Лицо Николая Петровича ощерилось дьявольской улыбочкой.
Он открыл свой протёртый до дыр кожаный портфельчик и достал из него электрический выключатель.
— Да, да! — сказал Николай Петрович. — Это в каком-то смысле выключатель, только не электрического света, а всего света, называемого Белым.
Я тупо уставился на выключатель Белого Света, не зная, как реагировать.
— Откуда это у вас? — наконец выдавил я.
— Ах, не спрашивайте! — замахал Николай Петрович руками. — Не спрашивайте меня об этом! Возьмите его без лишних вопросов; и когда почувствуете, что готовы, — просто нажмите на клавишу, и мир исчезнет. А теперь я вынужден удалиться. Может быть, когда-нибудь ещё свидимся.
И Николай Петрович, ссутулившись, засеменил к остановке.
Я было бросился за ним, но странный человек ловко шмыгнул в наполненный автобус и уехал в неизвестном направлении.
Итак, у меня появился выключатель Белого Света, или, по научному, Вселенной. Одного щелчка его было достаточно, чтобы изничтожить не только человечество, но и всё сущее: материю, энергию, электромагнитные поля, одним словом, абсолютно всё, мыслимое и немыслимое.
«Кстати, — подумал я, разглядывая выключатель. — А как насчёт моих мыслей и сознания?
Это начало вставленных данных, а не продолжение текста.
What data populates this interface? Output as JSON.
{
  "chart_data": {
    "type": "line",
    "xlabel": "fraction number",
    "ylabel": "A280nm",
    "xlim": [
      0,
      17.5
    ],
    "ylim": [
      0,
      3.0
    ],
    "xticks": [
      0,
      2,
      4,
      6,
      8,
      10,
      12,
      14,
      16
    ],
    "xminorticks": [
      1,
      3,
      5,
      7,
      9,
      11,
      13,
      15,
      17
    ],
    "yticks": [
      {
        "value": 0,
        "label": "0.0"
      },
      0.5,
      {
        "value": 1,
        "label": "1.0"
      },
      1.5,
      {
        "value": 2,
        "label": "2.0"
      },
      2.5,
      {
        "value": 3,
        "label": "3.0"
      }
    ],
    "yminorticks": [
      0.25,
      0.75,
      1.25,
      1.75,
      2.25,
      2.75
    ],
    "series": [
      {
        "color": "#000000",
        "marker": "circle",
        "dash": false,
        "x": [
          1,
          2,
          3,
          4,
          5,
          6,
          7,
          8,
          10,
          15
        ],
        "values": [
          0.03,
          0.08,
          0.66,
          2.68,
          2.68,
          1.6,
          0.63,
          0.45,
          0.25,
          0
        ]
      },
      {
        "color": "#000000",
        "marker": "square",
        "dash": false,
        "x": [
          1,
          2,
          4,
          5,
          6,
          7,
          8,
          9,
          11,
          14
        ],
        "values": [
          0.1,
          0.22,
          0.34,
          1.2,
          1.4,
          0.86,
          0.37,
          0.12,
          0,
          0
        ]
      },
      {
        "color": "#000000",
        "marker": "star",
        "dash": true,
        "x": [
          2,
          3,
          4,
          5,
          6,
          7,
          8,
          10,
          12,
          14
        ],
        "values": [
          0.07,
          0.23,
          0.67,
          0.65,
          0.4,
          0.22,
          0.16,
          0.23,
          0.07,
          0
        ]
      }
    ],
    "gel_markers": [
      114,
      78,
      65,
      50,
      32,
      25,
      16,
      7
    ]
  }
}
Оно тоже отключится или будет в состоянии зафиксировать отсутствие мира?
Если моё сознание сохранится — это будет уже не небытие, а если не сохранится, тогда как я пойму, что небытие наступило? Доказательства где? Можно ли считать бытие исчезнувшим, если оно не замечено самим истребителем. Ведь такое, с позволения сказать, „небытие“ ничем не будет отличаться от элементарной атеистической смерти.
А мне-то интереснее всего торжество исчезновения, факт моего, так сказать, величайшего деяния. Да и заглянуть в запредельное тоже любопытно ведь!»
От таких мыслей моя голова сильно разболелась. Откровенно говоря, этот чудак с выключателем прямо-таки выбил меня из колеи, озадачил. Даже обида на моих коллег-литераторов как-то размякла. Я не на шутку призадумался. И было над чем. Бормотание Гамлета «Быть или не быть» казалось мне детским сюсюканьем по сравнению с моим «Не быть или быть».